Canadian investors are trading in their loonies for shiny rocks—and it’s an ominous sign in plain sight. Statistics Canada (StatCan) data shows unwrought precious metal imports surged in August, driven by gold. It was the second-largest buying spree on record, so large it distorted national trade figures. Paired with the recent erosion in investment and record capital outflows, the volume suggests investors aren’t hedging—they’re bracing for impact.
Canadian Gold Demand Surges To 2nd Highest Level On Record
Canadian unwrought gold, silver, and platinum metal monthly imports (primarily gold).
Source: StatCan; Better Dwelling.
Canadians have developed an appetite for gold this year. Seasonally adjusted imports of unwrought gold, silver, and platinum metals reached $2.51 billion in August, more than triple (+346%) July and 33.4% higher than August 2024. The increase is almost entirely due to a surge in demand for Swiss and South African gold, according to StatCan. It was the second largest gold haul in Canadian history, second only to April 2025.
Canadians Bought So Much Gold It Distorted National Import Data
The surge wasn’t just huge—it was large enough to distort Canada’s import data. The balance of trade shows imports grew 0.9% in August, but if we exclude the historic gold buying: imports fell by 1.0%. The imports masked the erosion in trade data, especially in key areas like machinery (-9.5%), and a trade deficit widening to $6.3 billion, the worst level since 2020.
Wait—doesn’t Canada export a lot of gold? Unwrought precious metal exports fell 7.6% in August, posting a third consecutive decline, and StatCan specified gold is behind the drop. The agency notes this was almost entirely due to declining exports to the US, though it isn’t clear if growing domestic demand was behind the shift.
Canadian Investors Flee To Gold In Record Volumes For Safety
Canadian real estate prices: A typical home priced in Canadian dollars vs the equivalent price in ounces of gold.
Source: World Gold Council; US Federal Reserve; CREA; Better Dwelling.

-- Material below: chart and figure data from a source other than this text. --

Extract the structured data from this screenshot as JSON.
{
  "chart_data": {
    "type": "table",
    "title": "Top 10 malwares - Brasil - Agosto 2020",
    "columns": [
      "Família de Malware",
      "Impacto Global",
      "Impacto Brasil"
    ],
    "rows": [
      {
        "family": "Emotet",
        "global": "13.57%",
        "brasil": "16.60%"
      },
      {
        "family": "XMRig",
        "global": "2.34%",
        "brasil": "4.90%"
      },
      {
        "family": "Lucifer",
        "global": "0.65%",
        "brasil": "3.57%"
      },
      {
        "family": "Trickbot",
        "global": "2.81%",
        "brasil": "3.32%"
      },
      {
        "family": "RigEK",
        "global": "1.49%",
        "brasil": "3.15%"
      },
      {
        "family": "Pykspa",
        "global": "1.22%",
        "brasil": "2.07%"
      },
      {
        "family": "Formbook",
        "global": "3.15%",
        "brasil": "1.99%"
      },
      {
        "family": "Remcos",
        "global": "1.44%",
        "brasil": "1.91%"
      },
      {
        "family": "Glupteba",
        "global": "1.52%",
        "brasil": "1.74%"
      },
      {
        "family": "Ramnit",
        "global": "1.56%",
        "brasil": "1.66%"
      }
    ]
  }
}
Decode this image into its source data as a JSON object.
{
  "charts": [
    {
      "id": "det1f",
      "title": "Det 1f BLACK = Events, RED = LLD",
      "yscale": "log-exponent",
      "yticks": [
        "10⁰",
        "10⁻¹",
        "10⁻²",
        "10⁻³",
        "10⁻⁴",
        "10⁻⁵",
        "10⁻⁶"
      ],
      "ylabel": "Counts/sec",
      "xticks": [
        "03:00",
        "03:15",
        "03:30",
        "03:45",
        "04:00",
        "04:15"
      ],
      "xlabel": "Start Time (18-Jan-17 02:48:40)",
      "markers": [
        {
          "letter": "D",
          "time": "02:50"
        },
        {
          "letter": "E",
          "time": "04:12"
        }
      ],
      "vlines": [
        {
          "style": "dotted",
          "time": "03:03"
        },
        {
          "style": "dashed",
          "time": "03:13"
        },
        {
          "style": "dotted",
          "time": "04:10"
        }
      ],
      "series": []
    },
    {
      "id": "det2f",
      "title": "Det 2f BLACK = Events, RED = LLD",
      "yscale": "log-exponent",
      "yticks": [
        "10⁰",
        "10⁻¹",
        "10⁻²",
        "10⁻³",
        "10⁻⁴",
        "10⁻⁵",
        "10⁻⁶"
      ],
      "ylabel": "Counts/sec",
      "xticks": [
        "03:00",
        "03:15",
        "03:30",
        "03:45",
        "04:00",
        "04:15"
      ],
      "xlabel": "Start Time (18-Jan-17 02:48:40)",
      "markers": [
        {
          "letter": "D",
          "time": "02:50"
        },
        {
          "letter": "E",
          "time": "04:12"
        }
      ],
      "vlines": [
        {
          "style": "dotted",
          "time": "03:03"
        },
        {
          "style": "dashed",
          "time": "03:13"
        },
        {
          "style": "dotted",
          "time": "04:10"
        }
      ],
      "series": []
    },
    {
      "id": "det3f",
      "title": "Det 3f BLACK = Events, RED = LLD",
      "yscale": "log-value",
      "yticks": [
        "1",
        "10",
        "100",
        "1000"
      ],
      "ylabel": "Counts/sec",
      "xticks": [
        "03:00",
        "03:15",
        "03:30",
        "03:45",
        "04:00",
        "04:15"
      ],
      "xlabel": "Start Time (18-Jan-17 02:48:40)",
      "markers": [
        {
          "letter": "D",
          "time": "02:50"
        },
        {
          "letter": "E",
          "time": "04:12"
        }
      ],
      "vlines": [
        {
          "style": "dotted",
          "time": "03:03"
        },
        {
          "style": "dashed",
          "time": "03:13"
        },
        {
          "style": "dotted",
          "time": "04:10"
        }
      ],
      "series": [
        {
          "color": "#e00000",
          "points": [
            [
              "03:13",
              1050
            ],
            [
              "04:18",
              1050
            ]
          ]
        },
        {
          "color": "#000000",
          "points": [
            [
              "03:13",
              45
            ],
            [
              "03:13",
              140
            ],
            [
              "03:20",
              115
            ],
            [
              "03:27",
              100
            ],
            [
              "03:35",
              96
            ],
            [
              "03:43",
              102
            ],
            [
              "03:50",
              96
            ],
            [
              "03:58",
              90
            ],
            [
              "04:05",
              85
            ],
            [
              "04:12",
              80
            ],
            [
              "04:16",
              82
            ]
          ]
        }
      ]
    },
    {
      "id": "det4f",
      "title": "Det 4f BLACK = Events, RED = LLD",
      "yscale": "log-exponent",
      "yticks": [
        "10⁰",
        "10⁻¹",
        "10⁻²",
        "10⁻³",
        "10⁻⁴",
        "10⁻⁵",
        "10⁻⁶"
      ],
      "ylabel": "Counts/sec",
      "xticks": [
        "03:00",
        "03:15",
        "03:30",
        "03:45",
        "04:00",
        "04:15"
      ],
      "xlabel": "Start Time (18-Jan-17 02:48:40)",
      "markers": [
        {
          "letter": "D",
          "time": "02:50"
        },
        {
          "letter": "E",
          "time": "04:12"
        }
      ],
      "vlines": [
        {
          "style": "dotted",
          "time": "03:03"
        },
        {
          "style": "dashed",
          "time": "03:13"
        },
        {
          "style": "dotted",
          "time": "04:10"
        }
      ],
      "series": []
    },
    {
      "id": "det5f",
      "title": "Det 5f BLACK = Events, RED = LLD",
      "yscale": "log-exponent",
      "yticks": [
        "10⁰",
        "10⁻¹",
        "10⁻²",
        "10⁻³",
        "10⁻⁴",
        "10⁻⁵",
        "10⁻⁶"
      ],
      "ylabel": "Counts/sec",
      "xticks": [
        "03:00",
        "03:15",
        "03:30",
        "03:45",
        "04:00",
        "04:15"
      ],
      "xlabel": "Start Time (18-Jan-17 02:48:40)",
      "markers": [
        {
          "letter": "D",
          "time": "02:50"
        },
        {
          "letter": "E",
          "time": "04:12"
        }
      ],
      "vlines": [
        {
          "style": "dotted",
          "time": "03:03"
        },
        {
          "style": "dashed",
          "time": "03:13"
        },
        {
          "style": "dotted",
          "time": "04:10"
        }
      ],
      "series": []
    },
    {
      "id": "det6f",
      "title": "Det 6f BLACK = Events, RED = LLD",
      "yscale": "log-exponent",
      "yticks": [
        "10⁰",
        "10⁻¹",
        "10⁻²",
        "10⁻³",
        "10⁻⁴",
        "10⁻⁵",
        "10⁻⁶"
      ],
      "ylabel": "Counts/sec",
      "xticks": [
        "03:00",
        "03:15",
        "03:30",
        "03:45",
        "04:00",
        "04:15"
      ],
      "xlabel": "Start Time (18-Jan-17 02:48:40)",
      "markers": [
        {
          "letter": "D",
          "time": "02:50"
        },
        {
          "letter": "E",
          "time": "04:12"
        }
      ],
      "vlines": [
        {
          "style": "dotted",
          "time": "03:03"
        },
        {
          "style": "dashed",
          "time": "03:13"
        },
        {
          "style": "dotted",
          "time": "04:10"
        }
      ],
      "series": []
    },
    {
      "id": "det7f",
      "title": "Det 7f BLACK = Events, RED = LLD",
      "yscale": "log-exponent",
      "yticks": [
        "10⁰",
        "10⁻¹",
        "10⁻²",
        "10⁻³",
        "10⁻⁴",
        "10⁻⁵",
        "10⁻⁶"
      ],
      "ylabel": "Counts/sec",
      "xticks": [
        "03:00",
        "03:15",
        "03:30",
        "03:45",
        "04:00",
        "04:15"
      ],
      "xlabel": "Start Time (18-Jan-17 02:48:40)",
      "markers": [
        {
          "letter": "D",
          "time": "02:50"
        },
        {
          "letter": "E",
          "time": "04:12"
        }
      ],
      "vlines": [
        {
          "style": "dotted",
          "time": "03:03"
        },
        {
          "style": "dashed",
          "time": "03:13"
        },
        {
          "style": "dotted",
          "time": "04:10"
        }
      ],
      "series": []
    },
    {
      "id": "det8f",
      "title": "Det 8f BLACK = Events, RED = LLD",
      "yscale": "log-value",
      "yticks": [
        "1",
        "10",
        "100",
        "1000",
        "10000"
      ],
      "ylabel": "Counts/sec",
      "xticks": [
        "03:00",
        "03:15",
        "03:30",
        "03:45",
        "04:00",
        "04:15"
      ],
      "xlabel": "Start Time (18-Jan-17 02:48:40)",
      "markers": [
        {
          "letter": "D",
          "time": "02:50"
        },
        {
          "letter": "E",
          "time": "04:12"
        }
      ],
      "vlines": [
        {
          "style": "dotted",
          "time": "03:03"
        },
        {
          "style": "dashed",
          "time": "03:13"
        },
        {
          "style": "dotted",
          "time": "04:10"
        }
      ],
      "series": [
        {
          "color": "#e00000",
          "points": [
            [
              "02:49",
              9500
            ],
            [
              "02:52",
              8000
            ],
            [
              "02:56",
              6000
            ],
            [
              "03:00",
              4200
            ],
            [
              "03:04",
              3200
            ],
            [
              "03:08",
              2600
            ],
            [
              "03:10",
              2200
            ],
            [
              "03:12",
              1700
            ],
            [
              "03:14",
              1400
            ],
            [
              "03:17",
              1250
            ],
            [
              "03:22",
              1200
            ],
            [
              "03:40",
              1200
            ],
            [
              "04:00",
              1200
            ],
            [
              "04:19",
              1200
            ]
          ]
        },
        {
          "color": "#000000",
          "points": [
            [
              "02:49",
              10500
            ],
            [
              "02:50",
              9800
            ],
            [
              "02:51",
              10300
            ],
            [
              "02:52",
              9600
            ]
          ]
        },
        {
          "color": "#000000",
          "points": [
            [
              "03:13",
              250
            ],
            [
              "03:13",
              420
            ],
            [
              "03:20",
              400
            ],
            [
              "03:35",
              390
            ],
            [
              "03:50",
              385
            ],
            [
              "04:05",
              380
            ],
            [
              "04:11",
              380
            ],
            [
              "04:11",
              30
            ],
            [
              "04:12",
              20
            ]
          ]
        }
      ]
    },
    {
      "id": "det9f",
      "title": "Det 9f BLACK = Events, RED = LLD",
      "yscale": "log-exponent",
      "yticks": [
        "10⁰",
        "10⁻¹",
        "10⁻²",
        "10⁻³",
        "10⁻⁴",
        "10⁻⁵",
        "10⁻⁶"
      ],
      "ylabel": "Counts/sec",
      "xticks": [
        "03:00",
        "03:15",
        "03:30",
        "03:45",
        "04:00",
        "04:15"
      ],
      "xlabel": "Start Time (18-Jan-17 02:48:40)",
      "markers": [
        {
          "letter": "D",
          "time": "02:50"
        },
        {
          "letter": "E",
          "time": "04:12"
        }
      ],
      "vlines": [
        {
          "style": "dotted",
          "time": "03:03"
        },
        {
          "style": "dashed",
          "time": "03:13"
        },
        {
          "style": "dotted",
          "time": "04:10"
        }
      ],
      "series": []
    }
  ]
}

Rising unwrought gold demand is often an ominous sign. Unlike wrought gold—used for jewelry, coins, or industrial components—where rising consumption is generally a sign of household strength, this is different. Unwrought gold includes bars, ingots, doré, or other semi-processed states not worked into final products. It’s a financial-grade weapon for protection from economic volatility.
Investors buy gold for a few reasons, but virtually all of them are a flight to safety: A hedge against currency or inflation, mitigation of geopolitical risk, portfolio diversification, and/or low/negative real rates. With policymakers deploying pandemic-era sized deficits, and the Bank of Canada admitting uncertainty around inflation, the message is clear: risk has reached alarming levels.
The Great Canadian flight to gold is one of the rare instances where the picture worsens with more context. Investors aren’t just in a flight for shiny rocks—foreign and domestic investment in Canada is cooling, and investment capital is fleeing in record volumes. More recently, that capital has been accompanied by record outflows of Canadians themselves.